GOOD: “If you wind it all the way up, after 24 hours how much time does the watch gain or lose against your phone?”

Asking the question this way introduces the idea of a reference, a comparison timepiece both parties can accept as accurate. Should you both be subjects of the Crown, feel free to rely on Big Ben, but I suggest referencing the watch’s timekeeping against the satellite-controlled clock in your cell phones.

Like the autonomy test, while imperfect this is easy to perform and repeat. It also generates a number for comparison, so that it is simple to verify the veracity of the seller’s claims. If you yourself are not sure (or can’t determine) whether that number falls into the watch’s functional range, at least it gives you a data point to present to more experienced technicians. Your friends at JB Hudson can tell you a fair amount about a watch if we know the model, its autonomy, and how much time it gains or loses in a day. Please keep in mind that these tests don’t apply to quartz watches.

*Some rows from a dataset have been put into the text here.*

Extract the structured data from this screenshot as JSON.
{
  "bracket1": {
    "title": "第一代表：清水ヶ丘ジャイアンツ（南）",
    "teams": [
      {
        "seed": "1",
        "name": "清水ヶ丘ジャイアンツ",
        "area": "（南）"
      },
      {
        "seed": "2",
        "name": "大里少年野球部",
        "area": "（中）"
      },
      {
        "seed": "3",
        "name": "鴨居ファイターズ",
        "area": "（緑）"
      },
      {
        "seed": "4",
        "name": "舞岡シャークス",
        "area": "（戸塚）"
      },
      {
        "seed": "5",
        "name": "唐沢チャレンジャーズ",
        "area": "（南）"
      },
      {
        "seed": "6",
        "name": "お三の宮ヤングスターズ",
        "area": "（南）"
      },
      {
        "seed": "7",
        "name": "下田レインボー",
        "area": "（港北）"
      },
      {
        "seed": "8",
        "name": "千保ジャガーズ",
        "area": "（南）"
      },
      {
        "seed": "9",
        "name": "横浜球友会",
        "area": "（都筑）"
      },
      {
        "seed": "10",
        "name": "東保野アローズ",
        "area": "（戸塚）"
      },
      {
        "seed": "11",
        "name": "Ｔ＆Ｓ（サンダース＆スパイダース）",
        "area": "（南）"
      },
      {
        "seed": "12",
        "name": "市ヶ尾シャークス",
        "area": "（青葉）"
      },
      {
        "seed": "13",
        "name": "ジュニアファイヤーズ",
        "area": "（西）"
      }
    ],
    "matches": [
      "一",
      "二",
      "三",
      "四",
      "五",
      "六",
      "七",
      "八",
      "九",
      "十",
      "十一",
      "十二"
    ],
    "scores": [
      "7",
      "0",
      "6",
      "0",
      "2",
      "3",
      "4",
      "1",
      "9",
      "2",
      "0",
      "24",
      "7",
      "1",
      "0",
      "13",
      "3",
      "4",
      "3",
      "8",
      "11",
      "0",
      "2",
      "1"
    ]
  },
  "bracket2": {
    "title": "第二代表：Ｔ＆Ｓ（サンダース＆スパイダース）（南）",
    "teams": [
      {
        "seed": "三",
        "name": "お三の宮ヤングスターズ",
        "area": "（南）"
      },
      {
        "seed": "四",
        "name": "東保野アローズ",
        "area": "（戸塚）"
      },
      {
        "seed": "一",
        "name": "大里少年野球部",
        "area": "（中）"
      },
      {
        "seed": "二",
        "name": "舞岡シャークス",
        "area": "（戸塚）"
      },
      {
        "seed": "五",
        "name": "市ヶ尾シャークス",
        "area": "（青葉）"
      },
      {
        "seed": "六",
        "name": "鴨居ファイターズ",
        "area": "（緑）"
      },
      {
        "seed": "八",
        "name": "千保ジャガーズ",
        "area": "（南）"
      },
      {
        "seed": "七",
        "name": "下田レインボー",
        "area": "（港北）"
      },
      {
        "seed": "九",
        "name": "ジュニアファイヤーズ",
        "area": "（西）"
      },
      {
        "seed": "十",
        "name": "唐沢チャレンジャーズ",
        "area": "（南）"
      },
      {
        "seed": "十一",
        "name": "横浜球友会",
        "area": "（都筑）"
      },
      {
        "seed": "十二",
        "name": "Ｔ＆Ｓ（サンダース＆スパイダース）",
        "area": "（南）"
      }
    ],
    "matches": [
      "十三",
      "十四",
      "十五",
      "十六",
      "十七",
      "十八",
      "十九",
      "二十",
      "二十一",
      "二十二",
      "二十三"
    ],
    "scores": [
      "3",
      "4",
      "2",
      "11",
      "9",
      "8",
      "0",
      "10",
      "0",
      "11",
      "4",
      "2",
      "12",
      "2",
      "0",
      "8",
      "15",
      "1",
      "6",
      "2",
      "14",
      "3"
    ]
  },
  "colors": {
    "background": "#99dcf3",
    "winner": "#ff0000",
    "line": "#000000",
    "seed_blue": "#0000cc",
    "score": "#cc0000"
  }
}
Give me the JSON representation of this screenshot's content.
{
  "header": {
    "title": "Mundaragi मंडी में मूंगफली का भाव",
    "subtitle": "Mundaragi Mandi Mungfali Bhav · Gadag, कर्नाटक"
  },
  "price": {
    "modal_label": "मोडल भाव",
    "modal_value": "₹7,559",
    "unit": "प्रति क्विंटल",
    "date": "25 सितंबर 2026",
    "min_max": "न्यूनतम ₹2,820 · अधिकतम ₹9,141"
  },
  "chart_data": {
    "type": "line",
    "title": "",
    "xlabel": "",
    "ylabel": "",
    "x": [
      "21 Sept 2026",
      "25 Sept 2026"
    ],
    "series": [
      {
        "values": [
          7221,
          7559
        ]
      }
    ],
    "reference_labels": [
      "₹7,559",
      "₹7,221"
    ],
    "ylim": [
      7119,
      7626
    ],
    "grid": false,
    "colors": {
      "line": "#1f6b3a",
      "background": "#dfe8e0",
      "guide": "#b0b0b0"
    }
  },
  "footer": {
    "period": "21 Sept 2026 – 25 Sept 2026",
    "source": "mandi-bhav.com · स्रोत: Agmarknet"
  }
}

BAD: “What kind of shape is the watch in?”

Again, a question this vague is meaningless, and almost requires the seller to refer a prospective buyer back to the photographs that accompany the listing. But the idea is to acquire information that the pictures don’t show.

GOOD: “Is the anti-reflective coating on the crystal scratched? May I see a better picture of the crown and pushers? May I see a picture of the springbar holes on the inside of the lugs? May I see a picture of the back of the bracelet and clasp?”

The idea is to identify areas that typically experience more wear or damage but to do this before the watch is physically in your hands. I can’t tell you the number of times that a client of mine has received a watch from internet purchase, only to find a giant gouge in the case that none of the pictures revealed.

Most sellers are reluctant to perform tests or supply pictures and information beyond their original listing. A lack of more clues shouldn’t necessarily prevent you from purchasing a desirable piece from an online seller who has previously earned your trust, and it’s true that many sellers keep their prices low by investing nothing in the repair or testing of the watches they sell. But if – like me – you have a low appetite for risk, every additional datum helps.